Elevance Health Reduces Medicare Footprint, Exits Standalone Part D Plans for Profitability

Elevance Health Inc. (NYSE:ELV) is one of the best inexpensive stocks to buy according to hedge funds. On September 4, Elevance’s CFO, Mark Kaye, announced at the Wells Fargo Healthcare Conference in Boston that the company is reducing its Medicare footprint. The decision is being made to improve the business’s profitability, especially in its Medicare Advantage/MA and standalone Medicare Part D prescription drug plans.

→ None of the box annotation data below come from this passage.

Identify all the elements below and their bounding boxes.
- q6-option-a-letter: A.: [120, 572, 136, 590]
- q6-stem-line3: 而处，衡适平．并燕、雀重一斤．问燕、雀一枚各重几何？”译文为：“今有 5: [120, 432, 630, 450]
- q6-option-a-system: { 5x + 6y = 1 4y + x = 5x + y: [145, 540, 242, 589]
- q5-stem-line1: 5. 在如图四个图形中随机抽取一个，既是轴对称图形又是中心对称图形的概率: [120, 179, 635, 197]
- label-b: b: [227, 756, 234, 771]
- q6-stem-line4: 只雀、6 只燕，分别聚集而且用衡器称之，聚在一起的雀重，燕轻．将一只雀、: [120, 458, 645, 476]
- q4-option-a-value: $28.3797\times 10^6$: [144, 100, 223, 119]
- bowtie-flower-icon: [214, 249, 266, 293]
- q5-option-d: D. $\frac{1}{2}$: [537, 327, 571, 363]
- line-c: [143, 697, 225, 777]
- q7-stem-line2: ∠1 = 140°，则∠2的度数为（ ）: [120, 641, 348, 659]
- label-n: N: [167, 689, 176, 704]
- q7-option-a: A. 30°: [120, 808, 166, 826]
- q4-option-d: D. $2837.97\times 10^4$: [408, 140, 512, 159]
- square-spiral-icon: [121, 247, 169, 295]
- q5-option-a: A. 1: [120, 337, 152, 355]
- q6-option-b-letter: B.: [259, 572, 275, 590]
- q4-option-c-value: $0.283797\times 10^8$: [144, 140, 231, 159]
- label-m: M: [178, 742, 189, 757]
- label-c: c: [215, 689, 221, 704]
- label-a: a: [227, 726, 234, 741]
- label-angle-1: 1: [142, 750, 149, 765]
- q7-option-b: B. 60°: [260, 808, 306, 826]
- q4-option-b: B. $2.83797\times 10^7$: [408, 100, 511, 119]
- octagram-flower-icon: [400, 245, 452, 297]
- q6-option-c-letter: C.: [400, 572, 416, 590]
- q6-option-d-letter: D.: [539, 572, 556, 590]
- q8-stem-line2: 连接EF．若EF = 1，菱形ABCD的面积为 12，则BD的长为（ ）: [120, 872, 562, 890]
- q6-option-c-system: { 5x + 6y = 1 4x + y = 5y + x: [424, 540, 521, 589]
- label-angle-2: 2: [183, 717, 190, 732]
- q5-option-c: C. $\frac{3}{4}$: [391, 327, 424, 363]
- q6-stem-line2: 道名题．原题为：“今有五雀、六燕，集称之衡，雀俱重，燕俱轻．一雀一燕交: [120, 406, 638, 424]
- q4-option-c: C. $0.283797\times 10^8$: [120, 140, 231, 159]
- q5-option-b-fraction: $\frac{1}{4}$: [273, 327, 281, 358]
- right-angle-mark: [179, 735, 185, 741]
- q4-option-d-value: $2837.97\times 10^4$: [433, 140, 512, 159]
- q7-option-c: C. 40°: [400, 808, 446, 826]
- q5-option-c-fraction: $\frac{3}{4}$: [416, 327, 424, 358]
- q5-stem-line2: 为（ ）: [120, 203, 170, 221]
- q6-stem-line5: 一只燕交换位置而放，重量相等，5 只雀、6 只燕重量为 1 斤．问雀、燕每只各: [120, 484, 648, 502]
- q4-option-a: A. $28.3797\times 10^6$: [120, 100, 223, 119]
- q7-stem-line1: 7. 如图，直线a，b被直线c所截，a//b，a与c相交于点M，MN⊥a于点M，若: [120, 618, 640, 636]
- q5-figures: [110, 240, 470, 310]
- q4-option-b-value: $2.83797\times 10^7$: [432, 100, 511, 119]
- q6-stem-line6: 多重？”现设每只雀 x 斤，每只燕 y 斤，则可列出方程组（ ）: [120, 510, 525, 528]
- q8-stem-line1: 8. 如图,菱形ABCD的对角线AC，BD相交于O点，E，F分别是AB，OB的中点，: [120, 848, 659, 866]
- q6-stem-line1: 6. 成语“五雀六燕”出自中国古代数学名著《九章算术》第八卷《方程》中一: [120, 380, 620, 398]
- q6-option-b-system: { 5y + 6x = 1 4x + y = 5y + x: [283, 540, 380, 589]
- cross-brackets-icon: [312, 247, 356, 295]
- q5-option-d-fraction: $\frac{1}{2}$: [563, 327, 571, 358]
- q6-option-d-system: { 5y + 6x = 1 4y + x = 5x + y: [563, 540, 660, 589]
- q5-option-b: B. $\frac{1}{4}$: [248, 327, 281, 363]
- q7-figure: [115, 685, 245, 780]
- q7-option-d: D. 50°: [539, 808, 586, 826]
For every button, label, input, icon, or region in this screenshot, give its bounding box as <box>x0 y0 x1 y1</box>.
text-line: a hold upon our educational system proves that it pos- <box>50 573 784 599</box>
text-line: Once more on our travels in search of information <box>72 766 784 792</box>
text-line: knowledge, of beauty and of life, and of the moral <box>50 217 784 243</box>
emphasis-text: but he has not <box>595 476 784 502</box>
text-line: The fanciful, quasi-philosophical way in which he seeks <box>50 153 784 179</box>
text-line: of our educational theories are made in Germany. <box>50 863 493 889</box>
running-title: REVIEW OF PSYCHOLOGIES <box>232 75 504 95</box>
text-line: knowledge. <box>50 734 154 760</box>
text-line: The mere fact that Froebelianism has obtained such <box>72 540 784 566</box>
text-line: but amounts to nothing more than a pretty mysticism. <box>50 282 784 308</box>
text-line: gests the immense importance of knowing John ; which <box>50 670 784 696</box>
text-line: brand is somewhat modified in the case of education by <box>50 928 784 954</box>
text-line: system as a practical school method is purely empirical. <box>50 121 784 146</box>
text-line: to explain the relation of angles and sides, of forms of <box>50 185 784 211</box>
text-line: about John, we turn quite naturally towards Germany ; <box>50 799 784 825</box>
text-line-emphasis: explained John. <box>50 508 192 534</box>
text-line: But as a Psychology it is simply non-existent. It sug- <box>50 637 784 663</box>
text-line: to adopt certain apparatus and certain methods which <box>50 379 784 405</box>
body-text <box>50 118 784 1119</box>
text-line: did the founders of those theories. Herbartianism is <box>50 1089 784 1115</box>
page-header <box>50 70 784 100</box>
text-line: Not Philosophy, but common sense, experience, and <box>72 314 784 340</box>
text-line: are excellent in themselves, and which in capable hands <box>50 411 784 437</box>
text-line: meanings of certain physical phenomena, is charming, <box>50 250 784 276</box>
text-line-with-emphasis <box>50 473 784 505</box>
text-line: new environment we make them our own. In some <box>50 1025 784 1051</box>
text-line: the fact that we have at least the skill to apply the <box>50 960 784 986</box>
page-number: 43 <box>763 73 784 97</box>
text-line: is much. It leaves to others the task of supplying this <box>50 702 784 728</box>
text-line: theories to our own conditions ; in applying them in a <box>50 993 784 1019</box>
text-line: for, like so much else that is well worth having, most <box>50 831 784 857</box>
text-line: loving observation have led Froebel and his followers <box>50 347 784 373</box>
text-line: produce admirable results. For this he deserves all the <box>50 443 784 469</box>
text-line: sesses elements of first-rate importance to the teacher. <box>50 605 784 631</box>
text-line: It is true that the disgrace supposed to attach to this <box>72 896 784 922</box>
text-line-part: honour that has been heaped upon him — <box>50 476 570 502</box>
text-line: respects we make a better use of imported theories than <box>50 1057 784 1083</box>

Kaye stated that these moves are intended to help Elevance achieve a firmer financial footing by the end of 2025. Elevance will be exiting certain Medicare Advantage plans where the long-term economics are not sustainable. This will affect ~150K of Elevance’s 2.3 million total individual and group MA members.

Elevance Health Reduces Medicare Footprint, Exits Standalone Part D Plans for Profitability

Elevance, the fourth-largest MA payer in the US, is also prioritizing plans with narrower networks, such as Health Maintenance Organizations/HMOs, to give members more control over their costs. Additionally, Elevance is fully exiting the standalone Medicare Part D plan market. The company, which is the sixth-biggest standalone Part D provider with 400K members, is making this change to focus more resources on its Medicare Advantage and dual special needs plans (D-SNPs), which are considered to have high-margin potential.

Elevance Health Inc. (NYSE:ELV) is a health benefits company in the US. It has 4 segments: Health Benefits, CarelonRx, Carelon Services, and Corporate & Other.